The judgment in favor of *Page 106 appellee against appellants was predicated on a verdict returned in conformity to a peremptory instruction given the jury by the court.
Appellants insist it was error to so instruct the jury, because, they say, it appeared from the testimony that appellants made the original note, and the renewal note sued on as well, for the accommodation of appellee. We do not agree it so appeared. The view most favorable to appellants which can be taken of the testimony is that it appeared therefrom that they were not the borrowers of the money, and that they signed the note as makers to enable Griffis Devlin to borrow it of appellee to pay a debt Griffis Devlin owed. Plainly, in that view, the accommodated parties in the transaction were Griffis Devlin, and not appellee.
In support of their pleas of payment and lack of consideration to them for making the note sued on, appellants offered to prove by the wife of said J. T. Griffis and other witnesses that after the execution of the original note, and before the execution of either of the renewal notes, to wit, on January 7, 1921, she and said Griffis, in conformity to an agreement they had with appellee, made a note for $20,000 to appellee, securing same by a trust deed on 529 acres of land, "to take up, pay off and extinguish" said original note and other indebtedness of said Griffis to appellee. The testimony was objected to on the ground that appellants' pleadings did not entitle them to make such proof, on the ground that the note sued on was made long after the time when the $20,000 note and trust deed were made, and on the ground that it was irrelevant and immaterial. The action of the trial court in sustaining the objection and excluding the testimony is assigned as error.
The pleas referred to were general ones, that the note sued on had been paid, and that it was without a consideration to appellants.

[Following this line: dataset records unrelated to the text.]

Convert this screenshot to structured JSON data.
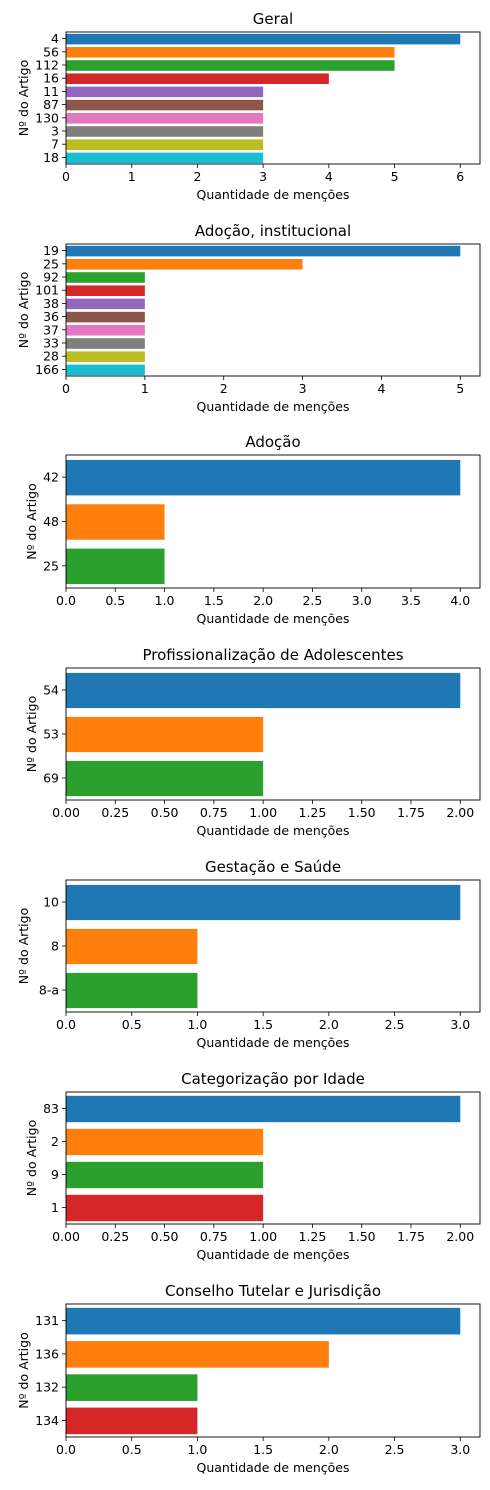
{
  "chart_data": [
    {
      "type": "bar",
      "orientation": "horizontal",
      "title": "Geral",
      "xlabel": "Quantidade de menções",
      "ylabel": "Nº do Artigo",
      "categories": [
        "4",
        "56",
        "112",
        "16",
        "11",
        "87",
        "130",
        "3",
        "7",
        "18"
      ],
      "values": [
        6,
        5,
        5,
        4,
        3,
        3,
        3,
        3,
        3,
        3
      ],
      "colors": [
        "#1f77b4",
        "#ff7f0e",
        "#2ca02c",
        "#d62728",
        "#9467bd",
        "#8c564b",
        "#e377c2",
        "#7f7f7f",
        "#bcbd22",
        "#17becf"
      ],
      "xlim": [
        0,
        6.3
      ],
      "xticks": [
        "0",
        "1",
        "2",
        "3",
        "4",
        "5",
        "6"
      ],
      "grid": false,
      "legend": "none"
    },
    {
      "type": "bar",
      "orientation": "horizontal",
      "title": "Adoção, institucional",
      "xlabel": "Quantidade de menções",
      "ylabel": "Nº do Artigo",
      "categories": [
        "19",
        "25",
        "92",
        "101",
        "38",
        "36",
        "37",
        "33",
        "28",
        "166"
      ],
      "values": [
        5,
        3,
        1,
        1,
        1,
        1,
        1,
        1,
        1,
        1
      ],
      "colors": [
        "#1f77b4",
        "#ff7f0e",
        "#2ca02c",
        "#d62728",
        "#9467bd",
        "#8c564b",
        "#e377c2",
        "#7f7f7f",
        "#bcbd22",
        "#17becf"
      ],
      "xlim": [
        0,
        5.25
      ],
      "xticks": [
        "0",
        "1",
        "2",
        "3",
        "4",
        "5"
      ],
      "grid": false,
      "legend": "none"
    },
    {
      "type": "bar",
      "orientation": "horizontal",
      "title": "Adoção",
      "xlabel": "Quantidade de menções",
      "ylabel": "Nº do Artigo",
      "categories": [
        "42",
        "48",
        "25"
      ],
      "values": [
        4,
        1,
        1
      ],
      "colors": [
        "#1f77b4",
        "#ff7f0e",
        "#2ca02c"
      ],
      "xlim": [
        0,
        4.2
      ],
      "xticks": [
        "0.0",
        "0.5",
        "1.0",
        "1.5",
        "2.0",
        "2.5",
        "3.0",
        "3.5",
        "4.0"
      ],
      "grid": false,
      "legend": "none"
    },
    {
      "type": "bar",
      "orientation": "horizontal",
      "title": "Profissionalização de Adolescentes",
      "xlabel": "Quantidade de menções",
      "ylabel": "Nº do Artigo",
      "categories": [
        "54",
        "53",
        "69"
      ],
      "values": [
        2,
        1,
        1
      ],
      "colors": [
        "#1f77b4",
        "#ff7f0e",
        "#2ca02c"
      ],
      "xlim": [
        0,
        2.1
      ],
      "xticks": [
        "0.00",
        "0.25",
        "0.50",
        "0.75",
        "1.00",
        "1.25",
        "1.50",
        "1.75",
        "2.00"
      ],
      "grid": false,
      "legend": "none"
    },
    {
      "type": "bar",
      "orientation": "horizontal",
      "title": "Gestação e Saúde",
      "xlabel": "Quantidade de menções",
      "ylabel": "Nº do Artigo",
      "categories": [
        "10",
        "8",
        "8-a"
      ],
      "values": [
        3,
        1,
        1
      ],
      "colors": [
        "#1f77b4",
        "#ff7f0e",
        "#2ca02c"
      ],
      "xlim": [
        0,
        3.15
      ],
      "xticks": [
        "0.0",
        "0.5",
        "1.0",
        "1.5",
        "2.0",
        "2.5",
        "3.0"
      ],
      "grid": false,
      "legend": "none"
    },
    {
      "type": "bar",
      "orientation": "horizontal",
      "title": "Categorização por Idade",
      "xlabel": "Quantidade de menções",
      "ylabel": "Nº do Artigo",
      "categories": [
        "83",
        "2",
        "9",
        "1"
      ],
      "values": [
        2,
        1,
        1,
        1
      ],
      "colors": [
        "#1f77b4",
        "#ff7f0e",
        "#2ca02c",
        "#d62728"
      ],
      "xlim": [
        0,
        2.1
      ],
      "xticks": [
        "0.00",
        "0.25",
        "0.50",
        "0.75",
        "1.00",
        "1.25",
        "1.50",
        "1.75",
        "2.00"
      ],
      "grid": false,
      "legend": "none"
    },
    {
      "type": "bar",
      "orientation": "horizontal",
      "title": "Conselho Tutelar e Jurisdição",
      "xlabel": "Quantidade de menções",
      "ylabel": "Nº do Artigo",
      "categories": [
        "131",
        "136",
        "132",
        "134"
      ],
      "values": [
        3,
        2,
        1,
        1
      ],
      "colors": [
        "#1f77b4",
        "#ff7f0e",
        "#2ca02c",
        "#d62728"
      ],
      "xlim": [
        0,
        3.15
      ],
      "xticks": [
        "0.0",
        "0.5",
        "1.0",
        "1.5",
        "2.0",
        "2.5",
        "3.0"
      ],
      "grid": false,
      "legend": "none"
    }
  ]
}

The rule is that a general plea of payment authorizes proof only of payment in money. Article 1907, Vernon's Statutes; Able v. Lee, 6 Tex. 427 . So far, therefore, as the testimony was offered to prove payment, it was not error to exclude it on the ground that it was not authorized by appellants' pleadings.

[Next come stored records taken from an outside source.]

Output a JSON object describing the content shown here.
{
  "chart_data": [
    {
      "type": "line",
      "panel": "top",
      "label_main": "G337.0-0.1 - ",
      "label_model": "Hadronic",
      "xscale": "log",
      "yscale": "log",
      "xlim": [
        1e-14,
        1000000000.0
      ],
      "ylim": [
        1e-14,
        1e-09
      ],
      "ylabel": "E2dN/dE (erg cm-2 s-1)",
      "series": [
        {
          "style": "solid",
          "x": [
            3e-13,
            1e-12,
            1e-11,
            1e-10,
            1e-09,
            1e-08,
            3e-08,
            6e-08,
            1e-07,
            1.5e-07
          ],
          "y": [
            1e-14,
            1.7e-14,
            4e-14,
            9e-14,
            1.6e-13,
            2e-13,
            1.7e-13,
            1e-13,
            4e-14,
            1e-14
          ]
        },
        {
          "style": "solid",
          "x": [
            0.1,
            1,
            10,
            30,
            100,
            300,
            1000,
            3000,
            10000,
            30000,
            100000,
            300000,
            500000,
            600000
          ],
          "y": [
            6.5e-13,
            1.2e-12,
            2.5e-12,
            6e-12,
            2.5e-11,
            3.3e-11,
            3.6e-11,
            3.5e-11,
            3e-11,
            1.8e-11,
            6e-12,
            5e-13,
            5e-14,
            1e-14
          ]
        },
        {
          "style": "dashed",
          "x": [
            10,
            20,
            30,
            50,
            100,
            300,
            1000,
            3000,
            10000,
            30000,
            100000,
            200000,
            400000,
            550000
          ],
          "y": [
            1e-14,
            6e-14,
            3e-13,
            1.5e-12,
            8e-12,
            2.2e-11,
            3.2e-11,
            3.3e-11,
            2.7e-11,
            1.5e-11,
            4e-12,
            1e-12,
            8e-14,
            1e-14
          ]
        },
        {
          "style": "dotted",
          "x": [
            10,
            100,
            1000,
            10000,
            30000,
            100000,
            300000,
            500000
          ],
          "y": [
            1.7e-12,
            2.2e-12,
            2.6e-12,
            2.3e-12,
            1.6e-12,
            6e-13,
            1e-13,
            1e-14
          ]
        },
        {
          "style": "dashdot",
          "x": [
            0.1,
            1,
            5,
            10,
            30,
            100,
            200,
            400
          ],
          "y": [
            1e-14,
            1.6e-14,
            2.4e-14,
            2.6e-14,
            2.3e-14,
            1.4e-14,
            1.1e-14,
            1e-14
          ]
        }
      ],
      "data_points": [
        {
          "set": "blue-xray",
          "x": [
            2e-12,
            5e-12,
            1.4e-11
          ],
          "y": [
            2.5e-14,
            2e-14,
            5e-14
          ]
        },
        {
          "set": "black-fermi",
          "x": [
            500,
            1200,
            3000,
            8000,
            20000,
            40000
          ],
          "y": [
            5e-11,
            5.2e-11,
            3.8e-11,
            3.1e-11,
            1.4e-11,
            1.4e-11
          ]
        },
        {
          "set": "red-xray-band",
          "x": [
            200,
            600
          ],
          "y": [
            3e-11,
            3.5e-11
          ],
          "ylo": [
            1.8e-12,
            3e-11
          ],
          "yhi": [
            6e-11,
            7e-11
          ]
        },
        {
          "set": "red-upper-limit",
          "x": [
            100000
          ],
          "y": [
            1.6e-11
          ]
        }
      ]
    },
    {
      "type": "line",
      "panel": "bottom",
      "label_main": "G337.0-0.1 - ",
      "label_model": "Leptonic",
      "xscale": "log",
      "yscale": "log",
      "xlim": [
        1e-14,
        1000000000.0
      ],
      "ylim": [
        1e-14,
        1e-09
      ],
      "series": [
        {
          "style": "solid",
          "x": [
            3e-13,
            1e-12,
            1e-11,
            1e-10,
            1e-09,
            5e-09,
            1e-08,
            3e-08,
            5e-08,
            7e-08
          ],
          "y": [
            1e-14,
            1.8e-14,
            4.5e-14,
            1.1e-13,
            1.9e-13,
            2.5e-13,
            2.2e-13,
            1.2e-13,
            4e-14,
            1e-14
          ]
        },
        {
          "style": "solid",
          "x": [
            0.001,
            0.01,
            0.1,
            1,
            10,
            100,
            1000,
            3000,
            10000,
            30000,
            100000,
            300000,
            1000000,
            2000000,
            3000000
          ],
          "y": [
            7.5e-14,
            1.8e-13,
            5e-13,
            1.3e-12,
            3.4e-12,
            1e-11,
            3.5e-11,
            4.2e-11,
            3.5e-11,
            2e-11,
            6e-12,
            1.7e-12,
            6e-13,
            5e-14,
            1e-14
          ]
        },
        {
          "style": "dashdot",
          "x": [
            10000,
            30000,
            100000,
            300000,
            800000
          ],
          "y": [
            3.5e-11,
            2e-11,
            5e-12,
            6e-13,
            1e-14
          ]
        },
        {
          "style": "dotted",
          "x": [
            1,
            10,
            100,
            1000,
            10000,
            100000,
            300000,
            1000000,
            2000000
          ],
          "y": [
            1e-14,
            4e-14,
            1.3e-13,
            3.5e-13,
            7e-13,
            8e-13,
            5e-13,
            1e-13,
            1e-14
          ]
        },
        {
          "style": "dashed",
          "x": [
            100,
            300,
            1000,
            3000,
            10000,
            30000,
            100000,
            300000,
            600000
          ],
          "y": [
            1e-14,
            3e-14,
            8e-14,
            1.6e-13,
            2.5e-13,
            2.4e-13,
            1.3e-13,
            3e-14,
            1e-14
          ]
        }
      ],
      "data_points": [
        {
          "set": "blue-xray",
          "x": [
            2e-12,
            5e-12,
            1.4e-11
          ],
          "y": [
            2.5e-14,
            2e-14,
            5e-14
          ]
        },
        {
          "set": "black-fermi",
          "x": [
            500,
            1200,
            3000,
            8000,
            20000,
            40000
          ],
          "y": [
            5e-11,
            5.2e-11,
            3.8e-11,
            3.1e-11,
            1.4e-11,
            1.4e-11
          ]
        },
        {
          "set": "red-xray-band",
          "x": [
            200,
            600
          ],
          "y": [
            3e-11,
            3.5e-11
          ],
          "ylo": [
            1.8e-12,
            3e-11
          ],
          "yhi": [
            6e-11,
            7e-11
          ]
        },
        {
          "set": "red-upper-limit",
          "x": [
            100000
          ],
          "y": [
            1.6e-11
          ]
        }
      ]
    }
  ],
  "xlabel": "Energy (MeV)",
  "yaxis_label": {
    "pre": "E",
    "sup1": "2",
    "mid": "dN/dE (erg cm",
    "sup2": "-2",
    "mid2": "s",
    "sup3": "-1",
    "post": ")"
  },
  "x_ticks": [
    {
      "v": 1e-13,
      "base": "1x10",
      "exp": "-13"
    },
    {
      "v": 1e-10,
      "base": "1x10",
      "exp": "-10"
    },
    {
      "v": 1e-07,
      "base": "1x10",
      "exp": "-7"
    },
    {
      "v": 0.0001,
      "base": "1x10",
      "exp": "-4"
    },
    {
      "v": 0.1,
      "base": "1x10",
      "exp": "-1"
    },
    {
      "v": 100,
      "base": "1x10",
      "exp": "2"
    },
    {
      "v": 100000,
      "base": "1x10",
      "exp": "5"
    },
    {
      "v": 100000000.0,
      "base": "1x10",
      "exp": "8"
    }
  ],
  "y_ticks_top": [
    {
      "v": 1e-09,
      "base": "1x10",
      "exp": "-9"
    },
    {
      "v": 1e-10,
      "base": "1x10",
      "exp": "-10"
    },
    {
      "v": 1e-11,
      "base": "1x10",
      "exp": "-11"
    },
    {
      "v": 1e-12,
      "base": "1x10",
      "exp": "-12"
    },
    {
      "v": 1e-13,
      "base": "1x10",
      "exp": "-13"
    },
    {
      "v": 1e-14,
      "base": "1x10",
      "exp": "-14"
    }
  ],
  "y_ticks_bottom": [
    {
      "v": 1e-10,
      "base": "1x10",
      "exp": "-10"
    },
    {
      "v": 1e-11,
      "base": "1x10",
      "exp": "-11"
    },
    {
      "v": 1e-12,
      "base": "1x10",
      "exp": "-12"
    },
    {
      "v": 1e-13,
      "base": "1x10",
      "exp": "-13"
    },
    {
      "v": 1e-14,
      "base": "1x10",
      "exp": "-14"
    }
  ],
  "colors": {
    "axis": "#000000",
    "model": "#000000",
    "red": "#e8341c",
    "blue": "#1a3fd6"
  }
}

But we think the testimony was not subject to objection on any of the grounds urged to it, so far as it was offered to show that the note sued on was without a consideration to appellant; and, therefore, that the trial court erred when he excluded it. Testimony heard at the trial indicated that, while appellants were the makers of the original and renewal notes, same were made to cover a loan by appellee, not to them, but to Griffis Devlin. In that view appellants were accommodation parties to the notes, and Griffis and Devlin were the principal debtors, and as such ultimately liable for the debt. If as a matter of fact the $20,000 note and trust deed were made by Griffis and his wife "to take up, pay off, and extinguish" the original note, and appellee accepted same for that purpose, said original note was thereby taken up, paid off and extinguished, for the law would give effect to the agreement. 8 C.J. 273, 274, 569, 573. The rule is stated at page 569 of the volume cited as follows:
"So far as the taking of a renewal or new bill or note for an existing bill or note is concerned, it is generally held that the new bill or note is not a payment of the original instrument in the absence of an understanding or agreement to that effect; but the new bill or note may constitute a payment of the old one where it was so agreed or intended."

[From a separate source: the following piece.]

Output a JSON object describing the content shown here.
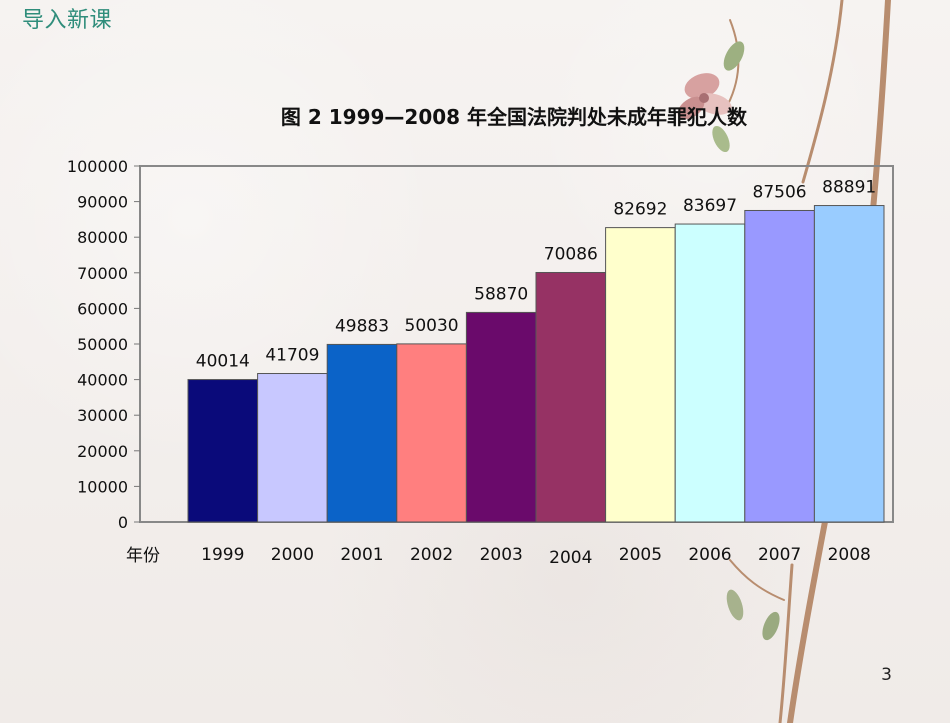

If the effect of the transaction in which Griffis and his wife made the $20,000 note and trust deed to appellee was to take up, pay off, and extinguish the original note made by appellants, it of course ceased to be an obligation binding on them. If it did, then there was no consideration to appellants for the execution by them of the note sued on, for it was a mere renewal, without any new consideration, of the original note.
We think the assignments present no other reason why the judgment should not be affirmed, and it will be reversed and the cause will be remanded for a new trial, solely because of the error of the court below in excluding the testimony referred to.